At its core, interior design is something of a quest for balance. With their trained eyes, designers choreograph every part of the room down to the minutia. They can tell when there is enough color or not enough pattern. Their designs are a never-ending dance with form, function, balance, and weight. Each project presents a new stage, a chance for designers to show off their moves. This family vacation home was no different for Melissa Warner Rothblum, one-half of the California design firm Massucco Warner.
Melissa’s vision for this Montecito, CA, home was simple. “We wanted it to feel really fresh,” she says. The home was dark, with heavy beams. It was not the dreamy, beach-adjacent vacation escape she imagined for her clients. She wanted things to feel a bit more whimsical while still grounded in the classic forms dictated by the home’s grand architecture. The beginning steps of her dance were easy. First, the floors got a new stain. Next, the beams went white. Then came the difficult part: doling out pattern to every room.
The result was a veritable ballet of prints and colors. “Clients will get in the groove of picking these amazing fabrics and interesting patterns,” says Melissa, “and then they want every single thing in the room to be just that.” She laughs. “I always say sometimes there is too much of a good thing.” Ever the master of balance, Melissa guided her clients to an optimal mixture of movement and rest. “Maybe 90% of the things need to blow you away. But there needs to be 10% that aren’t as exciting to the eye.”
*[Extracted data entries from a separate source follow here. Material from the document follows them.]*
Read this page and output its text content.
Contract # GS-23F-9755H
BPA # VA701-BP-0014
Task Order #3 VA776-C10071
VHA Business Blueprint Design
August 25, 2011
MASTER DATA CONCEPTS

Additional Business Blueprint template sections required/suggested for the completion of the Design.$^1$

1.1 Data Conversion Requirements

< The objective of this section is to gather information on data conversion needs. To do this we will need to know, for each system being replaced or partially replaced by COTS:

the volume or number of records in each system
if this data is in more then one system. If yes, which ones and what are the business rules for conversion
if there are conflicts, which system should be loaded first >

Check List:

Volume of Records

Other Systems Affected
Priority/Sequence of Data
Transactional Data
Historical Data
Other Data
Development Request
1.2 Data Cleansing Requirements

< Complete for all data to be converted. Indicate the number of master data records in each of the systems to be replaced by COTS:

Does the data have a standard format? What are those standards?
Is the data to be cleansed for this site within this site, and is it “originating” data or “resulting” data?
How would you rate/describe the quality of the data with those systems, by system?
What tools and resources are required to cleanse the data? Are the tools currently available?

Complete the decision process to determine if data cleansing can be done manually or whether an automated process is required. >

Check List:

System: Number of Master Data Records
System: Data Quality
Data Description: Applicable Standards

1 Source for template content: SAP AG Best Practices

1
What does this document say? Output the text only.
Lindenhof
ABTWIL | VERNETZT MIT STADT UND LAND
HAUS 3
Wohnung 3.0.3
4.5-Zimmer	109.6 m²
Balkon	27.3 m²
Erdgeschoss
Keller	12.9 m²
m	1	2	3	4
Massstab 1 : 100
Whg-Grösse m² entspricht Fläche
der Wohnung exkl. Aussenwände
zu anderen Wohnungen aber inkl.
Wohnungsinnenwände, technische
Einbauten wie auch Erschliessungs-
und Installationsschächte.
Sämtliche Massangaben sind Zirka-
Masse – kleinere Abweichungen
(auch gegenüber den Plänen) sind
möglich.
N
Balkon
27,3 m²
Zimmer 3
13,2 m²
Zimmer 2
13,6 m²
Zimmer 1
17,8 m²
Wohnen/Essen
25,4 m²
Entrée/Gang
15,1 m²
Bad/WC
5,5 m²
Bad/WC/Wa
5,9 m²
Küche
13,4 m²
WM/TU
That 10% comes to life in this project through the details. In the family room, she painted the ceiling, walls, and molding all the same soft white. The living room was painted a pale green. She chose the Matouk bedding in the main bedroom for its clean look and classic motif. “It’s all about balance and realizing that not everything has to offer the same amount of excitement,” says Melissa. “If you tone down certain things, the rest will feel even more exciting.”